8. The recombinant vector according to claim 7, which comprises a 2-micron nucleotide sequence of SEQ ID NO: 6, an ampicillin resistance gene sequence of SEQ ID NO: 7, a CYC1 terminator nucleotide sequence of SEQ ID NO: 8 and a TRP nucleotide sequence of SEQ ID NO: Syidase expression construct.

9. A transformant strain for the production of beta -xylosidase comprising a beta -xylosidase expression construct according to any one of claims 7 to 9.

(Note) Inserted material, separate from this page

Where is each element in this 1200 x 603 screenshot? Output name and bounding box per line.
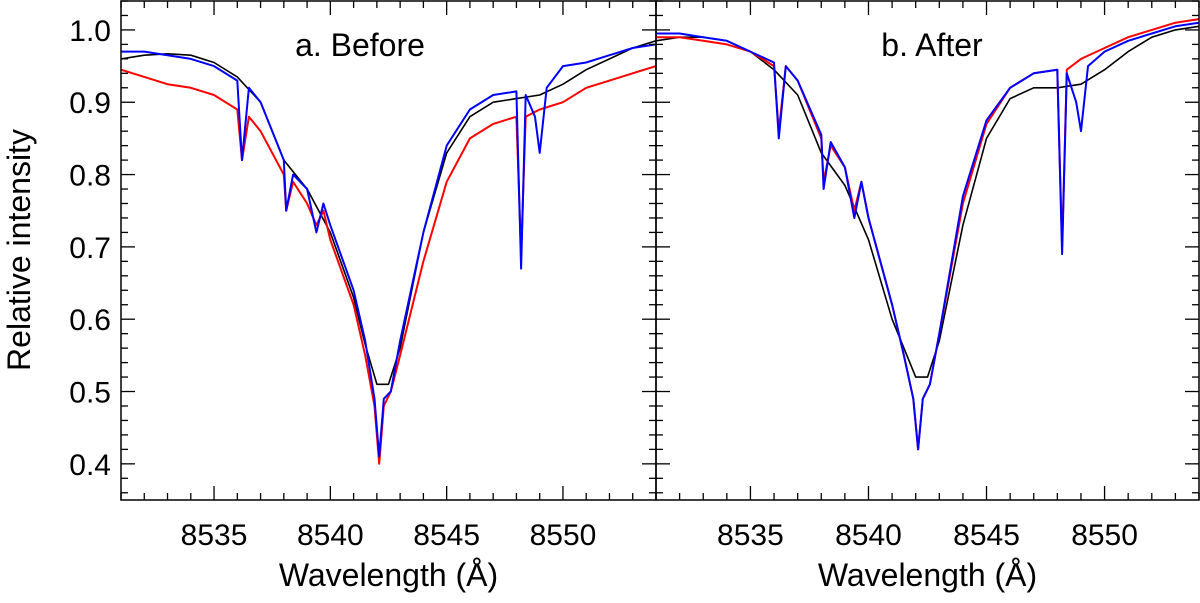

11. The method according to claim 10, wherein the strain is selected from the group consisting of Saccharomyces cerevisiae , bacillus subtilis , or Corynebacterium glutamicum , Transformational strains for producing cidase.

12. The method of claim 11, wherein the transformed strain is Saccharomyces < RTI ID = 0.0 > S. cerevisiae ) pTSY01-XynB-β-xylosidase transformant strain.

(a) a transformant strain for producing β-xylosidase according to claim 10, comprising 0.5 to 2% by weight of yeast extract, 1 to 3% by weight of peptone and 1 To 4% by weight of glucose;
(b) culturing at a reaction temperature of from 25 to 35 DEG C and a reaction pH of from 7.5 to 8.5; And
(c) separating β-xylosidase from the culture medium of step (b).

14. The method of claim 13, let azepin transformant strain for the production of xylene is in the β- accession number KCTC 18382P saccharide as MY process three Levy jiae (Saccharomyces of cerevisiae ) pTSY01-XynB.